Sudah cukup lama, Human Capital Management (HCM), disambut sebagai hal yang dianggap baru dalam pengelolaan people, workforces, employees untuk menggantikan Human Resource Management (HRM), meskipun baru terbatas di lingkungan perusahaan-perusahaan tertentu.

Penulis sering berpikir, apakah fenomena Human Capital Management yang mulai menggeser Human Resource Management ini hanya latah semata? Karena dalam prakteknya masih banyak perusahaan yang konon mengaku menerapkan Human Capital Management, namun dalam aplikasinya masih sami mawon atau sama saja dengan sistem yang lama.

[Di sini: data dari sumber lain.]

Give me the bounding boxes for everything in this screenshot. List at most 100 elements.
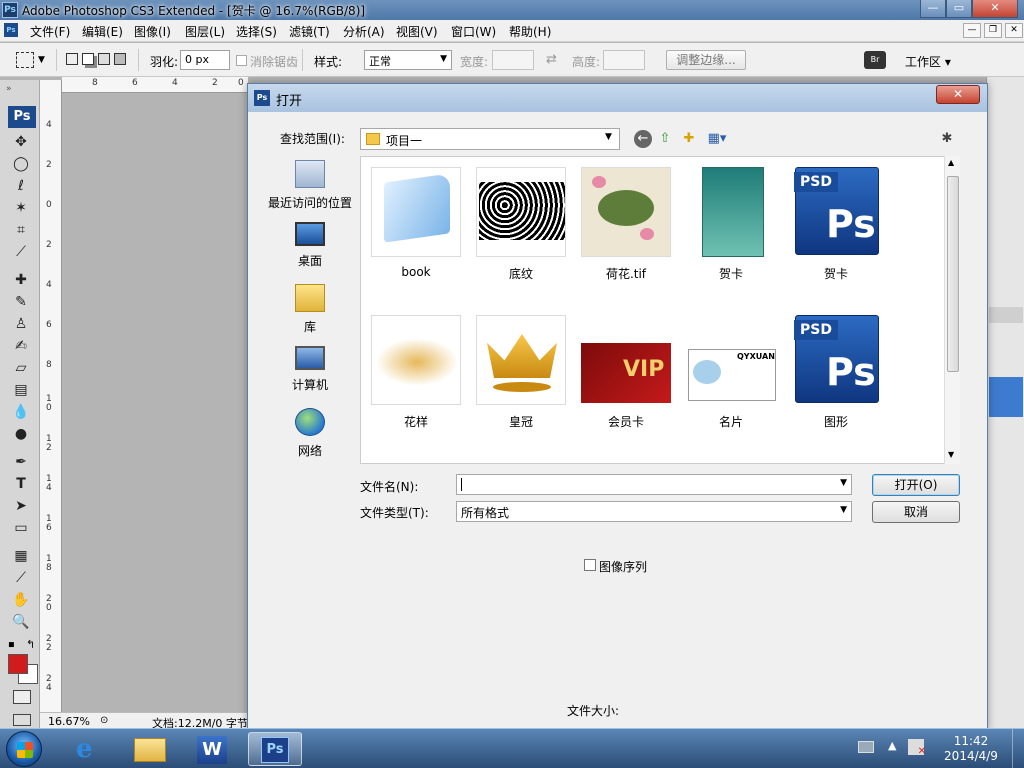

Dengan kata lain, masih banyak perusahaan yang ikut-ikutan saja.

Ketika dalam satu kesempatan penulis diundang untuk presentasi tentang Human Capital Management sebagai pembicara tamu oleh satu perusahaan telekomunikasi terkemuka di Indonesia, dalam suatu event besar tahunan yang disebut “Human Capital Summit” tingkat Nasional, penulis coba tanyakan kepada beberapa pejabatnya, khususnya yang eselon satu, dengan satu pertanyaan yang sangat mudah: “Apakah beda prinsip antara Human Capital Management dengan Human Resourse Management?”. Ternyata jawaban yang saya peroleh hampir seragam, yang dapat saya sarikan sebagai berikut:

Human Capital Management itu menganggap people sebagai capital atau asset, bukan lagi sebagai resource seperti halnya dalam Human Resource Management
Human Capital melibatkan Talent Management, Tacit Management dan Knowledge Management.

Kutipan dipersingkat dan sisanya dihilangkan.